E. Distinctive Roots in a Tree
time limit per test
3 seconds
memory limit per test
256 megabytes
input
standard input
output
standard output

You are given a tree with $$$n$$$ vertices. Each vertex $$$i$$$ has a value $$$a_i$$$ associated with it.

Let us root the tree at some vertex $$$v$$$. The vertex $$$v$$$ is called a distinctive root if the following holds: in all paths that start at $$$v$$$ and end at some other node, all the values encountered are distinct.

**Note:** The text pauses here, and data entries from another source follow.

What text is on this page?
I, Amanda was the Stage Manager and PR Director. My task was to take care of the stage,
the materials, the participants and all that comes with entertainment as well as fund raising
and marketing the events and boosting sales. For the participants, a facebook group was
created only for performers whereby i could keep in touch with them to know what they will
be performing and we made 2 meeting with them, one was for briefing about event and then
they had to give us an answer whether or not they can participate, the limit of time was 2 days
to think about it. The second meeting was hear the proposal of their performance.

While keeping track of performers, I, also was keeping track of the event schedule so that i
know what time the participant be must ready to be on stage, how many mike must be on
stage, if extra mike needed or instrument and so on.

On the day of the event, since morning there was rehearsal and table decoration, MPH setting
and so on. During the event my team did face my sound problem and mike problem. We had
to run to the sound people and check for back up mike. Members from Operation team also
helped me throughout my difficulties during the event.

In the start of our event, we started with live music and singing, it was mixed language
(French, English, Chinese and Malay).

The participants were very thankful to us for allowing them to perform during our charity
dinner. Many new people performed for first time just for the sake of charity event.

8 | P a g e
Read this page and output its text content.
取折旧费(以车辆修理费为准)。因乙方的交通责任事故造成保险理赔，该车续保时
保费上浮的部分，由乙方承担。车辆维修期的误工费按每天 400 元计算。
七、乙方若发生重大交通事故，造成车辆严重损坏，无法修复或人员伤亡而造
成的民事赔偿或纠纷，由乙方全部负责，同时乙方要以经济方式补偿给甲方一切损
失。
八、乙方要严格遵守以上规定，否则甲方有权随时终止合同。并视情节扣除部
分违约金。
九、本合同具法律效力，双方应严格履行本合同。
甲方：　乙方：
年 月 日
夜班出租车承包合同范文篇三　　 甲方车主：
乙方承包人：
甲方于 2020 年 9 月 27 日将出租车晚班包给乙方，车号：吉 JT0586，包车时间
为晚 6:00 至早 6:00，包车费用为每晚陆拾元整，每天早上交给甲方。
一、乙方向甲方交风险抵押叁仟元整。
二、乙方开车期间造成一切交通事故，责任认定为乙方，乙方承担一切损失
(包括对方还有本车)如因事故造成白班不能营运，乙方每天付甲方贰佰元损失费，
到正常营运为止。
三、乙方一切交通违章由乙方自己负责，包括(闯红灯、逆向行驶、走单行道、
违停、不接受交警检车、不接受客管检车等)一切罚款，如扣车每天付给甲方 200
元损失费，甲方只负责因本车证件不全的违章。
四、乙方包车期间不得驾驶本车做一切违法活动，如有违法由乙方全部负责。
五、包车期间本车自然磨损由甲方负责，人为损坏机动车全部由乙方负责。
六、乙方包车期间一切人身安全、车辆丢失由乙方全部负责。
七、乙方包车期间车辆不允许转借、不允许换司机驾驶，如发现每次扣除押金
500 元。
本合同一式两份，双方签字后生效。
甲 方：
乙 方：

Two different paths may have values in common but a single path must have all distinct values.

Find the number of distinctive roots in the tree.

Input

The first line of the input contains a single integer $$$n$$$ ($$$1 \le n \le 2\cdot10^5$$$) — the number of vertices in the tree.

The next line contains $$$n$$$ space-separated integers $$$a_1, a_2, \dots, a_n$$$ ($$$1 \le a_i \le 10^9$$$).

The following $$$n-1$$$ lines each contain two space-separated integers $$$u$$$ and $$$v$$$ ($$$1 \le u$$$, $$$v \le n$$$), denoting an edge from $$$u$$$ to $$$v$$$.

It is guaranteed that the edges form a tree.

Output

Print a single integer — the number of distinctive roots in the tree.

Examples
Input
5
2 5 1 1 4
1 2
1 3
2 4
2 5
Output
3
Input
5
2 1 1 1 4
1 2
1 3
2 4
2 5
Output
0
Note

In the first example, $$$1$$$, $$$2$$$ and $$$5$$$ are distinctive roots.